I have written no less than three follow-up posts about how I’m feeling about our hard school experience.  My editor (Mike) has vetoed them all, determining that there is not much to be learned from them. Agreeing that my  “processing” is really of no help to anyone but me, I’ve agreed they are better left in the draft file.


So, instead of talking about all the things I consider Greysen’s school could have done differently, I have decided to put the mirror right here.


Actually, I started thinking about my parenting one night when Greysen asked me what the lyric, “We know these roads because we paved them” meant as we sat together listening to some music before bed.  I took a hard swallow and searched for a simple explanation.


I said something like, “To me, it means that everyone makes decisions, and that we have to live with the consequences of those decisions. We can change our lives, but we need to do something differently than we have been for that to happen.”



Arrogance or Ignorance?

Honestly, I’m not sure whether it was arrogance or naïveté that led me to think that I would experience few, if any, struggles with parenting in the first years. I thought that based on my experiences, knowledge, and years of longing for children, that these first three years would be nothing but joyful.


Before kids, Mike would glance my way, eyebrow raised in question at the sight of a child struggling. Convinced it would be different for us, I would come in close and would explain things we – as parents – would do differently than we were seeing being done. Hypothetical problem solved.
The joy of having children has exceeded my imagination and my heart’s desires; however, there are were far more challenges than blogs, books, and experience could have prepared me for.


Try and try as we might, children are going to act in ways we wish they wouldn’t. This is as I expected. That’s growing. What I didn’t expect was that, try and try as we might, we as parents are going to act in ways we wish we wouldn’t.


We parent deliberately, but not perfectly.


There are no parenting milestones, progress reports, or any other ways to determine whether how we are parenting will develop the skills in our children that will help them be happy adolescents and healthy adults. There are no guarantees that for all the well-intentioned decisions we make, from health to education, that things will work out as we plan. Regardless, we continue to make deliberate efforts to parent in accordance with our heart and our instincts – to trust that the kind, respectful choices we make every day will set our children on a path where they live, love, and laugh.

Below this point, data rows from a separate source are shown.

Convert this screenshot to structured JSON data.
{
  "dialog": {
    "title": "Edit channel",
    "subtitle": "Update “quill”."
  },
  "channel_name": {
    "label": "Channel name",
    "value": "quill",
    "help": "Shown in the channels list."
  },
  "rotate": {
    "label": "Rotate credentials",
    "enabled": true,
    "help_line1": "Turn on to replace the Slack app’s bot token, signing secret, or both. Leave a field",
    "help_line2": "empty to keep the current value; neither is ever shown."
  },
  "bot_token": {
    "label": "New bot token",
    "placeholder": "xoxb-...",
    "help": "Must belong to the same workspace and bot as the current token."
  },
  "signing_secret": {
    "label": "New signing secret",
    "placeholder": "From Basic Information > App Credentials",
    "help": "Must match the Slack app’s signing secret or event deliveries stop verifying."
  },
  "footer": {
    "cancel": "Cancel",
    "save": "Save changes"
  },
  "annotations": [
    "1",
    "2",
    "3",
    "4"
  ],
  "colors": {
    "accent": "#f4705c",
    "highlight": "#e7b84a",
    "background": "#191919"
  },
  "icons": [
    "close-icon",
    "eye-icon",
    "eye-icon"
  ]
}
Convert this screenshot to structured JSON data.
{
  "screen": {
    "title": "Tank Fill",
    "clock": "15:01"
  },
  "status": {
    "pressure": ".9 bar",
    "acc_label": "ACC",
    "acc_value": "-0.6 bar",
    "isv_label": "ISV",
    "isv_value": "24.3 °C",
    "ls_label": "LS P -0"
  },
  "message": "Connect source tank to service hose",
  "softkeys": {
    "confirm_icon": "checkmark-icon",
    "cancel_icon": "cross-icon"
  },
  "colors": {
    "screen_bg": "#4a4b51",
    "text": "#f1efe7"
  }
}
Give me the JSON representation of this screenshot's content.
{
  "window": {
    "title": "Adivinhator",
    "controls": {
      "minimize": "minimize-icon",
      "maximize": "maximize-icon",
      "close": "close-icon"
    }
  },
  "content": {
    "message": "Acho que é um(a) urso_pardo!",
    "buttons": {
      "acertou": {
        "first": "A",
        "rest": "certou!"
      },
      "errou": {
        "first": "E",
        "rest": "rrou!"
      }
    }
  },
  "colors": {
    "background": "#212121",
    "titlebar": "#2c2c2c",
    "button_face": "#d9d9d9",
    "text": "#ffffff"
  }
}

2 thoughts on “Parenting Roads

  1. This is such a meaningful, honest post. I also remember thinking how easy the first few years of parenting would be for me because of my experience and knowledge. I knew within moments of becoming a parents that I was wrong. I always try my best, and also sometimes wish I had dealt with situations differently. As much as I loved caring for other’s children, it doesn’t match the intensity of love and therefore the amount of pressure to “be the perfect parent” that I feel. It is reassuring to know that other early childhood professionals share the same parenting struggles that I face, because it can be very isolating when everyone looks at me and thinks that I am the professional and should always have perfect children and perfect responses to their needs, and is therefore less understanding when my child and I struggle.

    1. Shoshana, yes I remember thinking that of one child development professor when she walked through the center. In retrospect, I see that it was a unfair judgement. Have you talked with others openly about the challenges? Parent to parent? I have found that regardless of experiences or my profession (former) that most parents can relate to one thing . . . parenting brings unexpected joys and challenges.